Racines : Action sur l’HBP (stades I-II), amélioration des symptômes urinaires — usage ciblé avec suivi médical.
Alimentation : Jeunes pousses printanières = légume sauvage nutritif exceptionnel.
Précautions : Surveiller les interactions avec anticoagulants et antidiabétiques. Contre-indiqué dans les œdèmes cardiaques/rénaux.
Bibliographie sélective
- Randall C. et al. (2000). Randomised controlled trial of nettle sting for treatment of base-of-thumb pain. Journal of the Royal Society of Medicine, 93(6), 305-309.
- Safarinejad MR. (2005). Urtica dioica for treatment of benign prostatic hyperplasia. Journal of Herbal Pharmacotherapy, 5(4), 1-11.

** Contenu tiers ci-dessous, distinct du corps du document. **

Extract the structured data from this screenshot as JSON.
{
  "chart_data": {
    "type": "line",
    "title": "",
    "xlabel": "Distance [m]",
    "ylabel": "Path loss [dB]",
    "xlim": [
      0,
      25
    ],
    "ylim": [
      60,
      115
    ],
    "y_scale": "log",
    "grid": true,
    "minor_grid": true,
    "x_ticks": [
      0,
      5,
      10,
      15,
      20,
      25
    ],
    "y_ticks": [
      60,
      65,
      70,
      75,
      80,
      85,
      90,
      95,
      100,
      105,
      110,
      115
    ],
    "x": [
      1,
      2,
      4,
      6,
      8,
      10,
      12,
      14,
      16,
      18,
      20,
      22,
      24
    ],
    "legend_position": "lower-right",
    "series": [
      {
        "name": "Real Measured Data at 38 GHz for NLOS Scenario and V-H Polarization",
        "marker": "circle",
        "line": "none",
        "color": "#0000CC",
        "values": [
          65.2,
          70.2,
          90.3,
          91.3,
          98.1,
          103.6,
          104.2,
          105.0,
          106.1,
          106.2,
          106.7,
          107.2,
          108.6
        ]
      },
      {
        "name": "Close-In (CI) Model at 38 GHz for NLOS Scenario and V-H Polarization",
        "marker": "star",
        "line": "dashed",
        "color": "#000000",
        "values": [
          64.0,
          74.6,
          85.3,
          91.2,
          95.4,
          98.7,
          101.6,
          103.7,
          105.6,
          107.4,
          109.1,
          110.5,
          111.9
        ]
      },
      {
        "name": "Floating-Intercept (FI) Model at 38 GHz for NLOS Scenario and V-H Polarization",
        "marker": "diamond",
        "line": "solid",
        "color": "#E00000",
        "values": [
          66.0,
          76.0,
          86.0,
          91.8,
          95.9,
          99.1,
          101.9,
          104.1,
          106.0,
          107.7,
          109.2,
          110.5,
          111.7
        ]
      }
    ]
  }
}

- Obertreis B. et al. (1996). Anti-inflammatory effect of Urtica dioica folia extract. Arzneimittelforschung, 46(1), 52-56.
- Riehemann K. et al. (1999). Plant extracts from stinging nettle inhibit the proinflammatory transcription factor NF-κB. FEBS Letters, 442(1), 89-94.
- EMA/HMPC (2012). Assessment report on Urtica dioica L. et Urtica urens L., herba. EMA/HMPC/461726/2008.
- Bruneton J. (2016). Pharmacognosie, Phytochimie, Plantes médicinales. 5ème éd. Lavoisier, Paris.
- Wichtl M. (Ed.) (2004). Herbal Drugs and Phytopharmaceuticals. 3rd ed. Medpharm, Stuttgart.

Urtica dioica — feuilles caractéristiques ovales-lancéolées avec dentelure marquée et poils urticants visibles.

Urtica dioica — jeune plant d’ortie avec tiges quadrangulaires et feuilles opposées caractéristiques.